Sessizlik odayı doldurdu.
Alberu bir süre sonra gülmeye başladı.
– Ha ha ha-
Uzun süre güldü.
Alberu daha sonra Cale Henituse’nin dağınık yüzüne baktı. Cale’in keskin bakışlarını da görebiliyordu.
“Bu serseri gerçekten harika.”
Veliaht prens gülümsemeye başladı.
– Beğendim. çok beğendim
Daha sonra takılmadan önce son bir şey söyledi.
– Vücuduna önem ver.
Tıklamak.
Cale’in cevabını duymayı bile beklemeden telefonu kapattı. Cale az önce bunun Alberu için normal bir davranış olduğunu söyler gibi bir ifadeyle Ron’a seslendi.
“Ron.”
“Evet efendim.”
Ron’a emri verirken odanın köşesini işaret etti.
“Git Mueller’ı getir.
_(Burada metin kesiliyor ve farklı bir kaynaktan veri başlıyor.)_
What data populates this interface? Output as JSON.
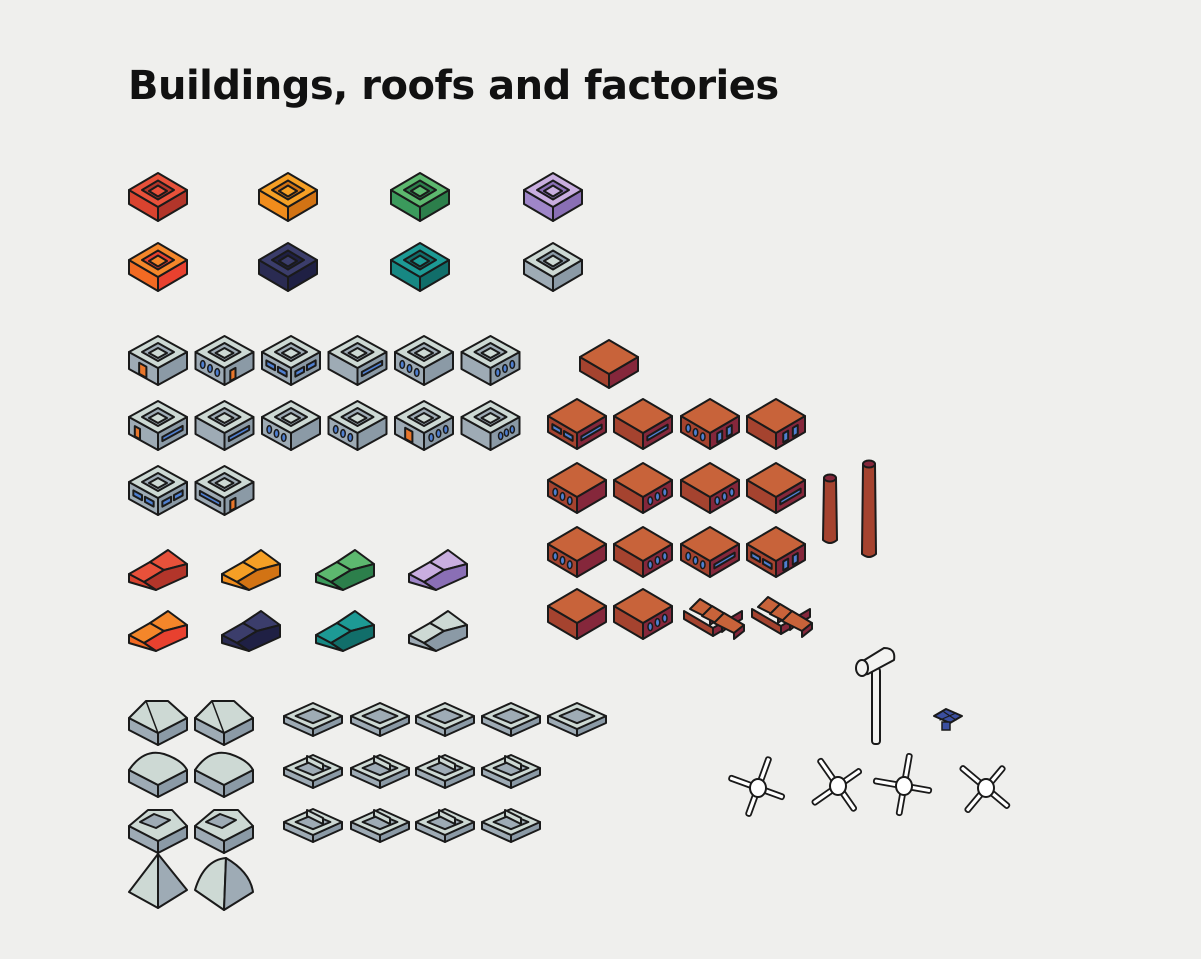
{
  "page": {
    "title": "Buildings, roofs and factories"
  },
  "palette": {
    "outline": "#1a1a1a",
    "background": "#efefed",
    "red": {
      "top": "#e8513a",
      "left": "#d9432f",
      "right": "#b2352a"
    },
    "orange": {
      "top": "#f59f25",
      "left": "#f08c1c",
      "right": "#d27314"
    },
    "green": {
      "top": "#5db86f",
      "left": "#3b9a5c",
      "right": "#2c7f4b"
    },
    "lilac": {
      "top": "#c9aee0",
      "left": "#9f86c8",
      "right": "#8a6fb5"
    },
    "amber": {
      "top": "#f4862a",
      "left": "#f26a23",
      "right": "#e8412f"
    },
    "navy": {
      "top": "#3b3d6b",
      "left": "#2a2b52",
      "right": "#1f2044"
    },
    "teal": {
      "top": "#1d9a95",
      "left": "#178883",
      "right": "#116e6a"
    },
    "grey": {
      "top": "#cdd9d4",
      "left": "#9eabb5",
      "right": "#8b9aa6"
    },
    "brick": {
      "top": "#c8633a",
      "left": "#a5432f",
      "right": "#85273b"
    },
    "window_blue": "#4f7fd0",
    "window_orange": "#e8762b"
  },
  "icons": {
    "plain_blocks": [
      "red",
      "orange",
      "green",
      "lilac",
      "amber",
      "navy",
      "teal",
      "grey"
    ],
    "office_window_styles": [
      "door-arched",
      "dots-3-orange-door",
      "pills-2",
      "bar-long",
      "dots-3",
      "dots-3-alt",
      "door-bar",
      "bar-long",
      "dots-3",
      "dots-3",
      "door-dots",
      "dots-3-right",
      "pills-2",
      "bar-door"
    ],
    "gable_roofs": [
      "red",
      "orange",
      "green",
      "lilac",
      "amber",
      "navy",
      "teal",
      "grey"
    ],
    "factory_window_styles": [
      "pills-2",
      "bar-long",
      "dots-3",
      "arches-2",
      "dots-3",
      "dots-3",
      "pills-2",
      "bar-long",
      "dots-3",
      "dots-3",
      "pills-2",
      "pills-2",
      "plain",
      "dots-3"
    ],
    "chimneys": 2,
    "sawtooth_roofs": 2,
    "roof_shapes": [
      "hip",
      "gable",
      "dome-left",
      "dome-right",
      "flat-hip",
      "flat-gable",
      "pyramid",
      "cone-dome"
    ],
    "roof_frames": 14,
    "street_lamp": "lamp-icon",
    "solar_panel": "solar-panel-icon",
    "wind_turbines": 4
  }
}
On ve Hong’u da.”
“…Kedilerin de eğitim alanından çıkmasını ister misin?”
“Evet.”
Cale, bu savaşın zor olmayacağını düşünmüştü ve bu nedenle On ve Hong, savaşa katılmak yerine eğitime devam etti. Ancak artık ikisinin de yapması gereken bir şey vardı.
Ron kısa süre sonra üçünü Cale’e getirdi.
Karışık kan Cüce Sıçan Mueller, Kedilerden uzakta dururken titriyordu, On ve Hong ise hemen Cale’e doğru koştu. Ancak, onun kana bulanmış görünümü karşısında irkildiler ve öylece onun etrafında dolaştılar.
Cale ikisine bir soru sordu.
“Hazır mısın?”
“Hazır!”
“Gitmeye hazırız!”
Cale bu tepkileri duyduktan sonra ayağa kalktı.
Ubarr bölgesine doğru ilerliyordu.
Okyanus, Cale’in koruyacak hiçbir şeyinin olmadığı bir yerdeydi.
Açık ve Hong.
Okyanus yakında zehirli bir sisle kaplanacaktı.
Bu operasyonun adı ‘Hayalet’ idi.
Hepsi ne olduğunu anlamadan ölecekler.
Bu, sessiz gece okyanusu için en uygun olanıydı.